Kemudian, ada monumen "Pangkal Pinang, Pangkal Kemenangan" dengan keluarnya persetujuan Belanda tentang kembalinya Pemerintahan RI ke Yogyakarta melalui Perjanjian Roem Royen.
Sebelum berangkat ke Yogyakarta, Bung Karno yang juga ikut diungsikan ke Pulau Bangka melakukan paminta dengan masyarakat di salah satu tempat yang berada di depan Masjid Almuhajirin, Kota Pangkal Pinang pada 6 Juli 1949.
Di hadapan masyarakat Bangka, Bung Karno menyampaikan pidato dan kalimat yang mengesankan yaitu "Dari Pangkal Pinang, pangkal kemenangan bagi perjuangan".
Sedangkan monumen terakhir berisi tentang Konferensi Pangkal Pinang di Panti Wangka yang dulu sering disebut "Societet Concordia" atau "de Harmonie" pada tanggal 1-12 Oktober 1946. Konferensi Pangkal Pinang merupakan kelanjutan dari Konferensi Federal di Malino, Sulawesi Selatan yang digelar pada 15-25 Juli 1946.

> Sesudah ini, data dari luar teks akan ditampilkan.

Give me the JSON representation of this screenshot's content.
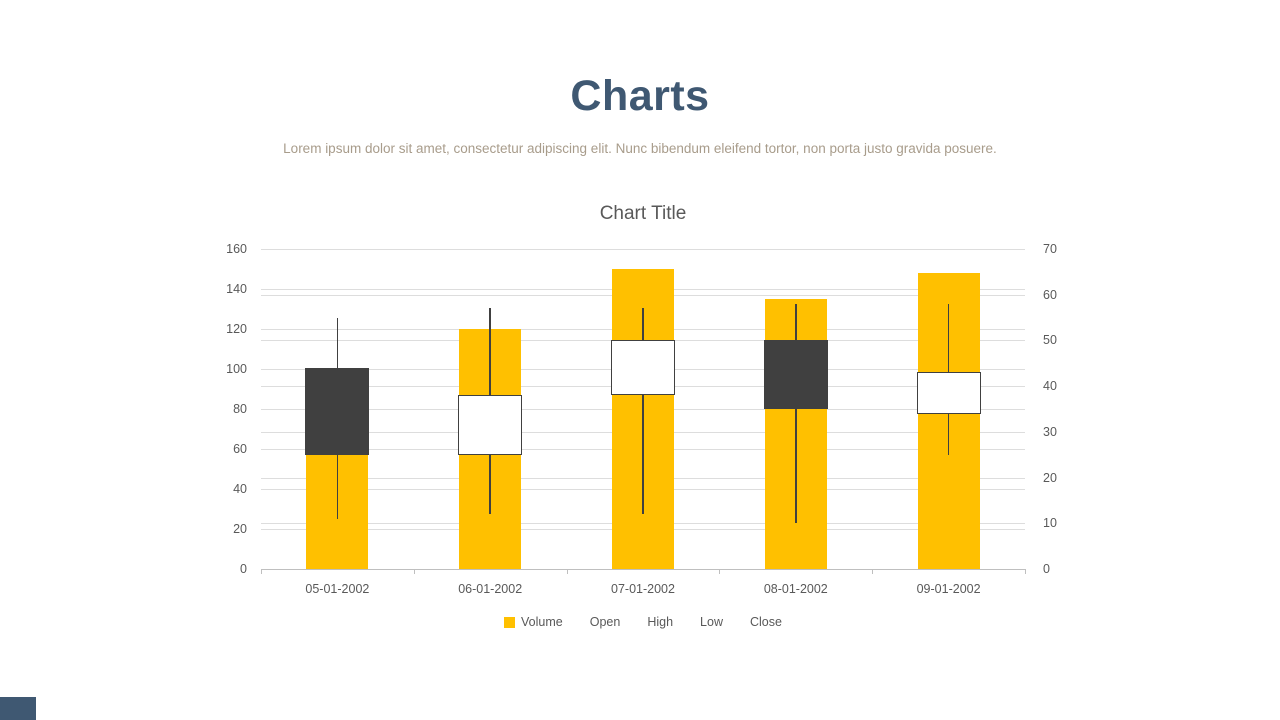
{
  "slide": {
    "title": "Charts",
    "subtitle": "Lorem ipsum dolor sit amet, consectetur adipiscing elit. Nunc bibendum eleifend tortor, non porta justo gravida posuere.",
    "colors": {
      "title": "#3F5872",
      "subtitle": "#A89C8B",
      "accent_bar": "#3F5872"
    }
  },
  "chart_data": {
    "type": "bar",
    "subtype": "volume-open-high-low-close stock chart",
    "title": "Chart Title",
    "categories": [
      "05-01-2002",
      "06-01-2002",
      "07-01-2002",
      "08-01-2002",
      "09-01-2002"
    ],
    "series": [
      {
        "name": "Volume",
        "type": "column",
        "axis": "left",
        "values": [
          57,
          120,
          150,
          135,
          148
        ]
      },
      {
        "name": "Open",
        "type": "stock",
        "axis": "right",
        "values": [
          44,
          25,
          38,
          50,
          34
        ]
      },
      {
        "name": "High",
        "type": "stock",
        "axis": "right",
        "values": [
          55,
          57,
          57,
          58,
          58
        ]
      },
      {
        "name": "Low",
        "type": "stock",
        "axis": "right",
        "values": [
          11,
          12,
          12,
          10,
          25
        ]
      },
      {
        "name": "Close",
        "type": "stock",
        "axis": "right",
        "values": [
          25,
          38,
          50,
          35,
          43
        ]
      }
    ],
    "left_axis": {
      "min": 0,
      "max": 160,
      "step": 20
    },
    "right_axis": {
      "min": 0,
      "max": 70,
      "step": 10
    },
    "legend": [
      "Volume",
      "Open",
      "High",
      "Low",
      "Close"
    ],
    "legend_position": "bottom",
    "grid": true,
    "colors": {
      "volume": "#FFC000",
      "up_fill": "#FFFFFF",
      "down_fill": "#404040",
      "outline": "#404040",
      "wick": "#404040",
      "gridline": "#DDDDDD",
      "axis_line": "#BFBFBF",
      "text": "#595959"
    }
  }
}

Belanda memilih Pangkal Pinang sebagai lokasi konferensi tersebut karena ingin menjadikan daerah-daerah yang ada di luar Pulau Jawa dan Pulau Sumatera sebagai basis kekuatan mereka.
Konferensi yang diikuti 80 delegasi tersebut dimaksudkan untuk menyatukan pendapat dari berbagai golongan minoritas yaitu Eropa, Arab, China, dan India.

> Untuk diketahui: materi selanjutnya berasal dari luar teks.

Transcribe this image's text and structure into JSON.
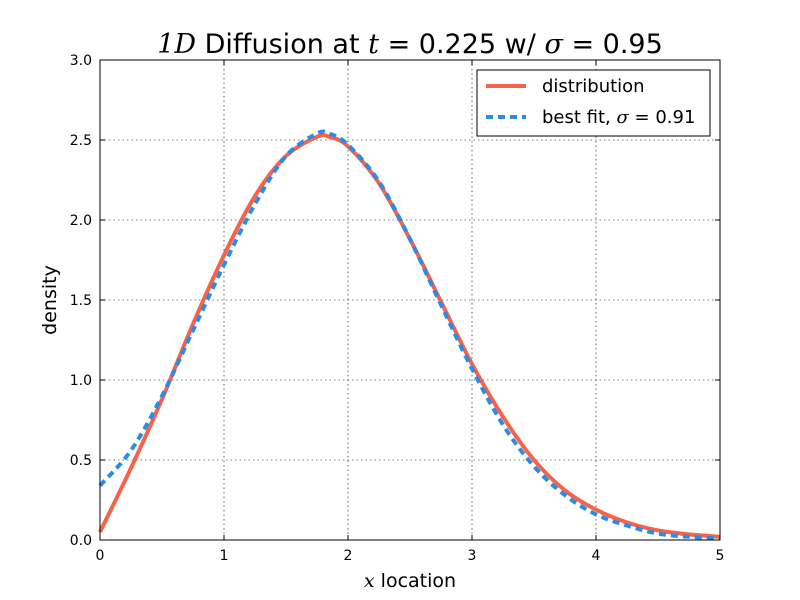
{
  "chart_data": {
    "type": "line",
    "title": {
      "math_1D": "1D",
      "text_1": " Diffusion at ",
      "math_t": "t",
      "eq_1": " = ",
      "t_value": "0.225",
      "text_2": " w/ ",
      "math_sigma": "σ",
      "eq_2": " = ",
      "sigma_value": "0.95"
    },
    "xlabel": {
      "math": "x",
      "text": " location"
    },
    "ylabel": "density",
    "xlim": [
      0,
      5
    ],
    "ylim": [
      0,
      3.0
    ],
    "xticks": [
      0,
      1,
      2,
      3,
      4,
      5
    ],
    "xtick_labels": [
      "0",
      "1",
      "2",
      "3",
      "4",
      "5"
    ],
    "yticks": [
      0,
      0.5,
      1.0,
      1.5,
      2.0,
      2.5,
      3.0
    ],
    "ytick_labels": [
      "0.0",
      "0.5",
      "1.0",
      "1.5",
      "2.0",
      "2.5",
      "3.0"
    ],
    "grid": true,
    "legend_placement": "upper-right",
    "series": [
      {
        "name": "distribution",
        "style": "solid",
        "color": "#f4634a",
        "x": [
          0,
          0.25,
          0.5,
          0.75,
          1.0,
          1.25,
          1.5,
          1.75,
          1.85,
          2.0,
          2.25,
          2.5,
          2.75,
          3.0,
          3.25,
          3.5,
          3.75,
          4.0,
          4.25,
          4.5,
          4.75,
          5.0
        ],
        "y": [
          0.05,
          0.45,
          0.88,
          1.35,
          1.78,
          2.15,
          2.4,
          2.52,
          2.52,
          2.46,
          2.23,
          1.88,
          1.49,
          1.1,
          0.77,
          0.5,
          0.31,
          0.19,
          0.11,
          0.06,
          0.035,
          0.02
        ]
      },
      {
        "name": "best fit, ",
        "legend_math": "σ",
        "legend_eq": " = ",
        "legend_value": "0.91",
        "style": "dashed",
        "color": "#2a8be8",
        "x": [
          0,
          0.25,
          0.5,
          0.75,
          1.0,
          1.25,
          1.5,
          1.75,
          1.85,
          2.0,
          2.25,
          2.5,
          2.75,
          3.0,
          3.25,
          3.5,
          3.75,
          4.0,
          4.25,
          4.5,
          4.75,
          5.0
        ],
        "y": [
          0.34,
          0.56,
          0.9,
          1.31,
          1.72,
          2.1,
          2.4,
          2.54,
          2.54,
          2.47,
          2.24,
          1.88,
          1.47,
          1.07,
          0.72,
          0.46,
          0.28,
          0.16,
          0.09,
          0.04,
          0.02,
          0.01
        ]
      }
    ]
  }
}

Namun, para pendukung kemerdekaan menolak dan menentang konferensi itu karena dinilai sebagai strategi Van Mook, Wakil Gubernur Jenderal Hindia Belanda dan Pemimpin NICA untuk membentuk negara federal Bangka Belitung dan Riau dalam Republik Indonesia Serikat sebagai Uni Indonesia-Belanda. (*)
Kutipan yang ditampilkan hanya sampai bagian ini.